14 - Conduction - Critical Radius of Insulation

Spherical Surface:

\[Q = \frac{T_i-T_{\infty}}{R} = \frac{T_i-T_{\infty}}{R_{\text{ins}}+R_o}\] where \[R_{\text{ins}} = \frac{r_o-r_i}{4\pi k r_or_i} \qquad \text{ and } \qquad R_o = \frac{1}{h4\pi r_o^2}\] \[Q = \frac{(T_i-T_{\infty})4\pi k}{\left(\dfrac{r_o-r_i}{r_or_i}\right) + \dfrac{k}{hr_o^2}}\]
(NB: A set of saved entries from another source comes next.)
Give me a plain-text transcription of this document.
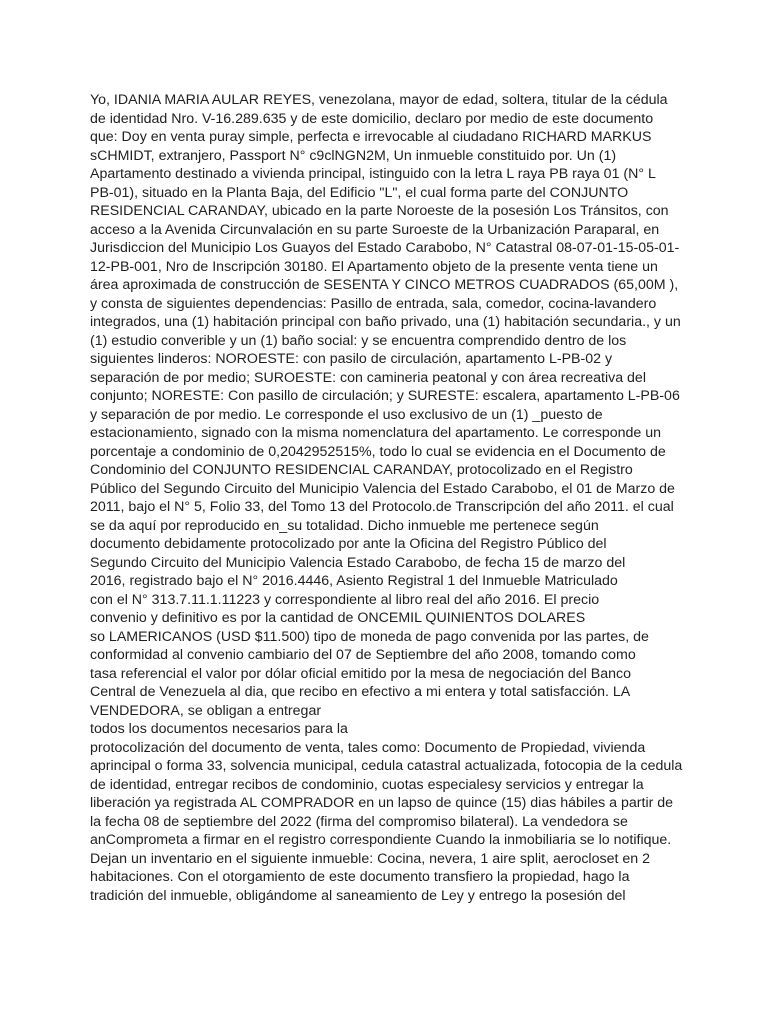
Yo, IDANIA MARIA AULAR REYES, venezolana, mayor de edad, soltera, titular de la cédula
de identidad Nro. V-16.289.635 y de este domicilio, declaro por medio de este documento
que: Doy en venta puray simple, perfecta e irrevocable al ciudadano RICHARD MARKUS
sCHMIDT, extranjero, Passport N° c9clNGN2M, Un inmueble constituido por. Un (1)
Apartamento destinado a vivienda principal, istinguido con la letra L raya PB raya 01 (N° L
PB-01), situado en la Planta Baja, del Edificio "L", el cual forma parte del CONJUNTO
RESIDENCIAL CARANDAY, ubicado en la parte Noroeste de la posesión Los Tránsitos, con
acceso a la Avenida Circunvalación en su parte Suroeste de la Urbanización Paraparal, en
Jurisdiccion del Municipio Los Guayos del Estado Carabobo, N° Catastral 08-07-01-15-05-01-
12-PB-001, Nro de Inscripción 30180. El Apartamento objeto de la presente venta tiene un
área aproximada de construcción de SESENTA Y CINCO METROS CUADRADOS (65,00M ),
y consta de siguientes dependencias: Pasillo de entrada, sala, comedor, cocina-lavandero
integrados, una (1) habitación principal con baño privado, una (1) habitación secundaria., y un
(1) estudio converible y un (1) baño social: y se encuentra comprendido dentro de los
siguientes linderos: NOROESTE: con pasilo de circulación, apartamento L-PB-02 y
separación de por medio; SUROESTE: con camineria peatonal y con área recreativa del
conjunto; NORESTE: Con pasillo de circulación; y SURESTE: escalera, apartamento L-PB-06
y separación de por medio. Le corresponde el uso exclusivo de un (1) _puesto de
estacionamiento, signado con la misma nomenclatura del apartamento. Le corresponde un
porcentaje a condominio de 0,2042952515%, todo lo cual se evidencia en el Documento de
Condominio del CONJUNTO RESIDENCIAL CARANDAY, protocolizado en el Registro
Público del Segundo Circuito del Municipio Valencia del Estado Carabobo, el 01 de Marzo de
2011, bajo el N° 5, Folio 33, del Tomo 13 del Protocolo.de Transcripción del año 2011. el cual
se da aquí por reproducido en_su totalidad. Dicho inmueble me pertenece según
documento debidamente protocolizado por ante la Oficina del Registro Público del
Segundo Circuito del Municipio Valencia Estado Carabobo, de fecha 15 de marzo del
2016, registrado bajo el N° 2016.4446, Asiento Registral 1 del Inmueble Matriculado
con el N° 313.7.11.1.11223 y correspondiente al libro real del año 2016. El precio
convenio y definitivo es por la cantidad de ONCEMIL QUINIENTOS DOLARES
so LAMERICANOS (USD $11.500) tipo de moneda de pago convenida por las partes, de
conformidad al convenio cambiario del 07 de Septiembre del año 2008, tomando como
tasa referencial el valor por dólar oficial emitido por la mesa de negociación del Banco
Central de Venezuela al dia, que recibo en efectivo a mi entera y total satisfacción. LA
VENDEDORA, se obligan a entregar
todos los documentos necesarios para la
protocolización del documento de venta, tales como: Documento de Propiedad, vivienda
aprincipal o forma 33, solvencia municipal, cedula catastral actualizada, fotocopia de la cedula
de identidad, entregar recibos de condominio, cuotas especialesy servicios y entregar la
liberación ya registrada AL COMPRADOR en un lapso de quince (15) dias hábiles a partir de
la fecha 08 de septiembre del 2022 (firma del compromiso bilateral). La vendedora se
anComprometa a firmar en el registro correspondiente Cuando la inmobiliaria se lo notifique.
Dejan un inventario en el siguiente inmueble: Cocina, nevera, 1 aire split, aerocloset en 2
habitaciones. Con el otorgamiento de este documento transfiero la propiedad, hago la
tradición del inmueble, obligándome al saneamiento de Ley y entrego la posesión del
\[\frac{dQ}{dr_o} = 0 \qquad \Longrightarrow \quad \frac{d}{d r_o}\left[\left(\dfrac{r_o-r_i}{r_or_i}\right) + \dfrac{k}{hr_o^2} \right] = \frac{d}{d r_o}\left[\left(\dfrac{1}{r_i}-\dfrac{1}{r_o}\right) + \dfrac{k}{hr_o^2} \right]\] Equating the above to zero (at \(r_o=r_{oc}\)), gives \[\frac{1}{r_{oc}^2} - \frac{2k}{hr_{oc}^3} = 0 \qquad \Longrightarrow \quad \boxed{r_{oc} = \frac{2k}{h}}\]